The richness of this course is that will be different every year because even if the Professors will be the same, there will be different students that singularly will give something different to their mates and to the course as well..I very curious to know about what will be next year because I am sure that the work are in progress!
I have some suggestions about the posibilities of other subjects to be pointed out and I will write that on the paper Dott. ssa Gialdroni sent us.
Law is not only a singular and adjective reality but it's part of a reality and it's a form of human creation as all the sorts of art products as well:It's created my human being, it's expressions of a reality and it's impossible to consider those element, all, singularly.We are helped to for study of one by the analysis of the others!

Thank you to Prof. Conte, to Dott.ssa Gialdroni and to all of you!
See you tomorrow!

Emanuela

Maria ha detto...

I think that I need only few words to say my impression about this course: I think that It was really great! Thank you to have given to us the opportunity to open our mind to different disciplines!
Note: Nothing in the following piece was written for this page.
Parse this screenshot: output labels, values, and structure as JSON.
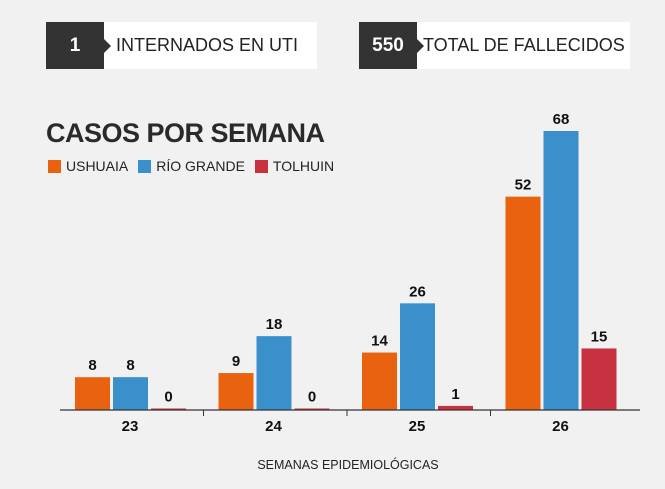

Personally I like very much to make connection between different kind of arts, because I think that specially who studies law has to know the society, and according to me the arts are the best way to know the society where we live, where we lived, where we will live! According to me to read books, to watch movies or to go to the theatre is a different way to watch our selves, to understand the period in which we live, to understand our own world! The most important thing of this course according to me it’s that it gave us the opportunity to discuss about the law when sometimes it seems that the law it’s like this and that it’s something on what we can’t and we don’t have to discuss: completely wrong! Specially who studies law has to discuss about the law, about the way is seen the law and represented, we should take in consideration the other eyes that are on the law because only in this way we could see the all panorama and maybe take the right decisions!

Maria Buonanno

Unknown ha detto...

Hi everybody!
The course “law and humanities” is finished and I want to say that was a great occasion for me for the following reasons.
First of all the use of English language in the course consented me to practice it (I’ve been without study English from the end of upper school!)
Besides the course brought me to elaborate on some issues we discussed. I found so interesting the lessons about kafka that I have just begun to read kafka’s process!
This course made me also reflect on the importance of humanities for a lawyer and for a law’s student as I am. I’ve never thought how often law is around us in the form of literature, cinema, music, art and thanks to this course I pay more attention on this.
Those are the reasons why I want to thank Prof.Conte and everybody who collaborated in the course!